The one-dimensional (1D) acceptor-donor (A-D) hetero-nanotube (HNT) has attracted much attention as a potential candidate for a channel structure of next-generation field effect transistors (FETs). Herein, we designed A-D C3N/C3B double-wall (dw) HNTs by coaxially wrapping C3N and C3B nanotubes together. By using density functional theory (DFT) combined with the nonequilibrium Green's function (NEGF) formalism, we studied the electronic properties and ballistic transport behavior of C3N/C3B dwHNTs in comparison with the ones in vertical stacking contact. The remarkable charge transfer between C3N and C3B nanotubes and band hybridization in C3N/C3B dwHNTs originate from the strong intertubular π-π stacking interaction.

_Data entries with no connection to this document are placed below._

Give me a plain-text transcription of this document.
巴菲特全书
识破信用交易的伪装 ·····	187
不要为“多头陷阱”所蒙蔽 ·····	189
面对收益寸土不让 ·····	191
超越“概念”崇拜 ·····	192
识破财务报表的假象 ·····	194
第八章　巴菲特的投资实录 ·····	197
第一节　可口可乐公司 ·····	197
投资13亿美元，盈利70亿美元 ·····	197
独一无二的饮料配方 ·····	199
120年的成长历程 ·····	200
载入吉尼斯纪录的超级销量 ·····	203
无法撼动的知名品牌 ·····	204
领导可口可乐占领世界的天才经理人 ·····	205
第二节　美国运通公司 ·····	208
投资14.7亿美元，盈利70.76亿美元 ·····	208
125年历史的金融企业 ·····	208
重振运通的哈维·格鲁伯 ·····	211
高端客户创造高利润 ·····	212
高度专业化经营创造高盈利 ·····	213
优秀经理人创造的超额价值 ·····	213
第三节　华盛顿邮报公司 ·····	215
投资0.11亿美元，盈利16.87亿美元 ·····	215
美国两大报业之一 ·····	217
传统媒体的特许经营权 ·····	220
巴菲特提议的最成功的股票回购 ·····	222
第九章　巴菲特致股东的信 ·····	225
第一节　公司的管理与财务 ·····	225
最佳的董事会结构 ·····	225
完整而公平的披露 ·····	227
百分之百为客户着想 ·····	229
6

In the simulated all-around-gated FET devices, (12,0) C3N/(6,0) C3B dwHNT with 2 repeated wrapping units possesses the optimal performance, including rectifying ratio and subthreshold swing (SS), by enhancing the A-D asymmetry. Our work suggests that coaxial wrapping is a method superior to vertical stacking in constructing A-D HNTs for high-performance electronic and optoelectronic devices based on 1D materials.